New Delhi: As Delhi-NCR sinks into another winter smog crisis, forcing authorities to mandate work-from-home for 50% of employees to curb emissions, a deeper institutional gap has come into focus: nearly half the scientific and technical posts in pollution control bodies across India remain vacant, even as the capital’s air quality fluctuates between “very poor” and “severe”.
The shortage extends to the Central Pollution Control Board (CPCB) as well. On December 8, Minister of state for environment Kirti Vardhan Singh informed the Lok Sabha that 16.28% of scientific and technical posts in the CPCB are vacant, while vacancy levels across state pollution control boards (SPCBs) and pollution control committees are significantly higher. The data was shared in response to a question on staffing levels of field-level personnel such as environmental engineers and scientists.
The implications of this manpower shortfall are playing out on the ground. Pollution control boards are responsible for air quality monitoring, inspections of industries and construction sites, enforcement of emission norms and implementation of the Graded Response Action Plan (GRAP). With limited staff strength, officials say monitoring networks are strained, inspections are fewer and enforcement actions slower at precisely the moment when pollution levels spike.
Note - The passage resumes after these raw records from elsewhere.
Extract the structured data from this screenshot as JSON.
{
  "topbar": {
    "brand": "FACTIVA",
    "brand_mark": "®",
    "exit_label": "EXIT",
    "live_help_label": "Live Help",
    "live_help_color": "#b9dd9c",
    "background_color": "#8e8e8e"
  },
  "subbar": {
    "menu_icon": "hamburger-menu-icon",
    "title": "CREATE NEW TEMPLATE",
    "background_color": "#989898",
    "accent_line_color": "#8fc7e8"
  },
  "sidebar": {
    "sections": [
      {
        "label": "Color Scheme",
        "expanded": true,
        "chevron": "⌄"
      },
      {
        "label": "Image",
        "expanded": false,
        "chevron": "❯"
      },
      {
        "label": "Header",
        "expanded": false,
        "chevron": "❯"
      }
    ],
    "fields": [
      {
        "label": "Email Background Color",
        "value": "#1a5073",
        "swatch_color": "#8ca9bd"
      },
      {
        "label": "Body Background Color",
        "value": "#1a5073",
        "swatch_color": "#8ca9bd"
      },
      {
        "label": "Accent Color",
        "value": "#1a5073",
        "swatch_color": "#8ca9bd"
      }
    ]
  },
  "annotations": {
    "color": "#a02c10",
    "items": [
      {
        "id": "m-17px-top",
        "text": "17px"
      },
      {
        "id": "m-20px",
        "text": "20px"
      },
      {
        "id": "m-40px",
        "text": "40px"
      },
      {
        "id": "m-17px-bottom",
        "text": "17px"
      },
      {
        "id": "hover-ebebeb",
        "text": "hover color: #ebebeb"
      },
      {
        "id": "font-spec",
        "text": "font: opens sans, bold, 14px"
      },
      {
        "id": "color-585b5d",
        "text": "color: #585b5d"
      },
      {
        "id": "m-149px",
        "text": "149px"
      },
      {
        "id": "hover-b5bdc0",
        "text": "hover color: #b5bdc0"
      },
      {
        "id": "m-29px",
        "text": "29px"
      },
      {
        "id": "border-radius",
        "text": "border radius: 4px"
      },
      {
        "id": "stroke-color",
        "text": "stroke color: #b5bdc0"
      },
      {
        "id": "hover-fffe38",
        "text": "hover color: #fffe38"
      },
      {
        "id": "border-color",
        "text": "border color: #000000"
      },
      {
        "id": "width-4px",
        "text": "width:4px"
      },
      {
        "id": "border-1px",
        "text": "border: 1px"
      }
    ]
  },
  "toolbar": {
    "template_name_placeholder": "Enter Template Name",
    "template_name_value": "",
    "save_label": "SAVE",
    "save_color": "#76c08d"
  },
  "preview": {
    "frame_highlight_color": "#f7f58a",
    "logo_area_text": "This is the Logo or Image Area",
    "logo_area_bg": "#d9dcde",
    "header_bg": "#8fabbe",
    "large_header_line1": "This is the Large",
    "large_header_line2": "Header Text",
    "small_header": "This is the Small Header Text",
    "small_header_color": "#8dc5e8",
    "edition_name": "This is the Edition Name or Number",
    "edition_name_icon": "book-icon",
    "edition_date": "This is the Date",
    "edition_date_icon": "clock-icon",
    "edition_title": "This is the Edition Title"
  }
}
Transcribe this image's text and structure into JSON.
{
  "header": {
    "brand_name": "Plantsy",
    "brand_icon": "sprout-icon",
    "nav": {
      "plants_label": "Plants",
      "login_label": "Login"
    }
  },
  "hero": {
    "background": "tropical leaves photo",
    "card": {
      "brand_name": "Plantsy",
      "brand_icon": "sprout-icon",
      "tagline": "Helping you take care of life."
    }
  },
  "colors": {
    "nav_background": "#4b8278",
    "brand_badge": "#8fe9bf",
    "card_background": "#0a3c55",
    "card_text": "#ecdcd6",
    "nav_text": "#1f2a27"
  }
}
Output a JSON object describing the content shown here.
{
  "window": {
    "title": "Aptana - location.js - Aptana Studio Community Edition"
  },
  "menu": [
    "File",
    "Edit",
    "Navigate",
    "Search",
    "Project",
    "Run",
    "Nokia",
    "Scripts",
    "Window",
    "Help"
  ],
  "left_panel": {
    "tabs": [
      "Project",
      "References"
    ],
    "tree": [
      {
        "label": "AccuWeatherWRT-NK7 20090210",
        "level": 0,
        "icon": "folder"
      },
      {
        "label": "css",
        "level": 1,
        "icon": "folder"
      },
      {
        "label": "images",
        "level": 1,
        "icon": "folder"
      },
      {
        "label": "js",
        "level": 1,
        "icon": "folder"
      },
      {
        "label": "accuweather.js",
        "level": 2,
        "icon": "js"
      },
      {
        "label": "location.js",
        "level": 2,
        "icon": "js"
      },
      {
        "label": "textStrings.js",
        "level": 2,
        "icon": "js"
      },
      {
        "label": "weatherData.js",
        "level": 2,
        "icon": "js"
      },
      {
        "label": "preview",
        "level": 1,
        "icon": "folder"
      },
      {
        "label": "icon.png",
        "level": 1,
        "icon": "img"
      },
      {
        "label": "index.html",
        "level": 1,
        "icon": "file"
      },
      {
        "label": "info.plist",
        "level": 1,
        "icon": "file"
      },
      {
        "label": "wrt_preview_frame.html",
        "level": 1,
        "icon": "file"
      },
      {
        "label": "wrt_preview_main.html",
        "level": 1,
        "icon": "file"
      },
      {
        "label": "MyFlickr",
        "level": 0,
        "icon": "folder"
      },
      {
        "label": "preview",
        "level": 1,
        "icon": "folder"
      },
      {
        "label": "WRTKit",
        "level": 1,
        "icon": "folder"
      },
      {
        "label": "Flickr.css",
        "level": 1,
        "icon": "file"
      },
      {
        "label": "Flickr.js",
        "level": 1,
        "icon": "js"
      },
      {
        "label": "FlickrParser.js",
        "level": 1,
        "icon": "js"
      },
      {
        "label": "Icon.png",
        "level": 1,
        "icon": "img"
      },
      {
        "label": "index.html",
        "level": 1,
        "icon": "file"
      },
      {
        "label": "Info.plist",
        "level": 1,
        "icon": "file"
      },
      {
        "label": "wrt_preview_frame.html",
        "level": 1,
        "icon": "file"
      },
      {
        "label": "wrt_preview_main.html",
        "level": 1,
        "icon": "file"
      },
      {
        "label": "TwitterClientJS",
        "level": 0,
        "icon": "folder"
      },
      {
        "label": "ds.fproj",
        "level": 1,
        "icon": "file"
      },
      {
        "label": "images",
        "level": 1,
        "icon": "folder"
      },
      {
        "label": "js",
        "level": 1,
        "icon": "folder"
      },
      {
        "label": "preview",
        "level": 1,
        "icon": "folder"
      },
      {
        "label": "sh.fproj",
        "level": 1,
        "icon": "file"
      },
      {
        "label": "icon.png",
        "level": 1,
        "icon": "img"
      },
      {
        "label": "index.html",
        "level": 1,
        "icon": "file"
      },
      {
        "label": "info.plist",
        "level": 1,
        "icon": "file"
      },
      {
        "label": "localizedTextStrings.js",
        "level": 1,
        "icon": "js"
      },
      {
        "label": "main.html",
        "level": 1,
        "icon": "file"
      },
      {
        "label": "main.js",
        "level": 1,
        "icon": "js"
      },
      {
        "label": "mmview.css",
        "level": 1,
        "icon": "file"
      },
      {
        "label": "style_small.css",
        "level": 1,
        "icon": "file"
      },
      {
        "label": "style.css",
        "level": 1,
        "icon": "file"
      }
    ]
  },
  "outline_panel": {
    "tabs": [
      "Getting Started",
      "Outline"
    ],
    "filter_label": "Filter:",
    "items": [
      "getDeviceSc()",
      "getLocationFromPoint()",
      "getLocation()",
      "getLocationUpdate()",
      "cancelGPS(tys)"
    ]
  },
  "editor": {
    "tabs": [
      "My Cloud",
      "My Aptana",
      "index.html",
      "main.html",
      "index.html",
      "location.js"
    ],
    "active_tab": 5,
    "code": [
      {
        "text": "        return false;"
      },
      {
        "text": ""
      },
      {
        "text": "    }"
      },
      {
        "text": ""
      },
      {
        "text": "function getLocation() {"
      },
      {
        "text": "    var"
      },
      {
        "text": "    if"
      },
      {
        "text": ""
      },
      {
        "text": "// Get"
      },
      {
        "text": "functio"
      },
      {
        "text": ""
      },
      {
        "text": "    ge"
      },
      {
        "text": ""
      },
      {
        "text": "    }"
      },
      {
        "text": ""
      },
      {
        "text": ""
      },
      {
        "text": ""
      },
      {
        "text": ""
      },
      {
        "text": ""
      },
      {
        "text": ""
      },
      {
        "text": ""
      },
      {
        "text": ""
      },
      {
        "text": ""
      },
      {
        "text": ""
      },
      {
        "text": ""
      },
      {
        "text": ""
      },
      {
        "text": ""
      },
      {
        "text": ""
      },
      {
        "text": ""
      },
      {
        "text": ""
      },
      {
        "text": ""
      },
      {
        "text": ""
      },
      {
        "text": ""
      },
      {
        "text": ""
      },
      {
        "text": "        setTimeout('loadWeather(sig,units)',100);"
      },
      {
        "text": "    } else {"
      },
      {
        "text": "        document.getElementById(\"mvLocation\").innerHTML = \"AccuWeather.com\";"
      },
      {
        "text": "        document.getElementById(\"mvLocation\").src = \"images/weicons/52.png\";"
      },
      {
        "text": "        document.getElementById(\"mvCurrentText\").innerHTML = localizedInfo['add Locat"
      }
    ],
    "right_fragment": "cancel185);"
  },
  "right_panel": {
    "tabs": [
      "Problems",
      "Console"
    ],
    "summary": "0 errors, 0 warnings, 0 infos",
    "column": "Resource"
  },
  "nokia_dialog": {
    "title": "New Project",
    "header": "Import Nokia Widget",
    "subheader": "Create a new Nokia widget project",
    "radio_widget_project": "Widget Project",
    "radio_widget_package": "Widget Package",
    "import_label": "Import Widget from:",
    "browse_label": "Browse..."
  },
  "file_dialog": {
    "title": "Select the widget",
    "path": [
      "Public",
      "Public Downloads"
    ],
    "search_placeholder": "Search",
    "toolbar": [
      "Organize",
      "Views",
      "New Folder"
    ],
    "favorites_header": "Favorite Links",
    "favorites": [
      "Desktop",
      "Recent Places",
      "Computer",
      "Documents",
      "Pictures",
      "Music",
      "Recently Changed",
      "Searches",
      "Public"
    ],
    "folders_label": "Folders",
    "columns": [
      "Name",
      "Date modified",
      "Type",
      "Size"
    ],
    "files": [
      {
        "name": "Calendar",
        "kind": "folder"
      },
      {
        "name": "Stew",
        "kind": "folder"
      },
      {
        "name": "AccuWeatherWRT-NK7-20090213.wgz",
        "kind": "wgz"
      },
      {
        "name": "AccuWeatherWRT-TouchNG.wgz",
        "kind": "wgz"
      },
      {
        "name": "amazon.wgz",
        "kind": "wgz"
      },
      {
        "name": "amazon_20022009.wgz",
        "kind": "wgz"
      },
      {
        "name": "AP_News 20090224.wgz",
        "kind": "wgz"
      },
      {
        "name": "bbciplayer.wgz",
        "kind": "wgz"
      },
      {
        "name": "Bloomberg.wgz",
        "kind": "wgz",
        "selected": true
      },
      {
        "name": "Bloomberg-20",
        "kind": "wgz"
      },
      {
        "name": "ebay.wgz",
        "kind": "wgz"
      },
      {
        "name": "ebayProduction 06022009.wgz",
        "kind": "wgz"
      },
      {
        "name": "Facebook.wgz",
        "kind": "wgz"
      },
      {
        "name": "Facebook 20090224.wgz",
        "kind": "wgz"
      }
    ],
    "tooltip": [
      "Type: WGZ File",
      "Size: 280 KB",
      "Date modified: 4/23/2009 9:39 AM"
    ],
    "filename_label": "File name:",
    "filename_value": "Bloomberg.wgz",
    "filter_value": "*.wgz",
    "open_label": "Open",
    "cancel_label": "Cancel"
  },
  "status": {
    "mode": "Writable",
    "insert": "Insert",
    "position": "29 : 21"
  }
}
Delhi’s latest emergency measures underline the challenge. With construction activity halted, vehicle restrictions in place and half the workforce asked to stay home, authorities are relying on temporary curbs to reduce emissions and public exposure. But experts point out that such steps are blunt instruments, effective only when backed by real-time data, swift interpretation and rigorous enforcement — functions that depend heavily on adequate scientific and technical manpower.
Chronic vacancies, they add, also undermine long-term efforts under the National Clean Air Programme, affecting planning, source apportionment studies and coordination with neighbouring states on transboundary pollution. Several SPCBs report vacancy rates exceeding 50%, leaving some of the most polluted regions with the weakest regulatory capacity.
As Delhi’s residents once again adjust daily routines around toxic air, environmental specialists warn that emergency restrictions cannot substitute for institutional strength. Filling long-pending scientific and field-level posts, they argue, is essential if annual smog crises are to be replaced with sustained improvements in air quality — rather than managed season after season with temporary fixes.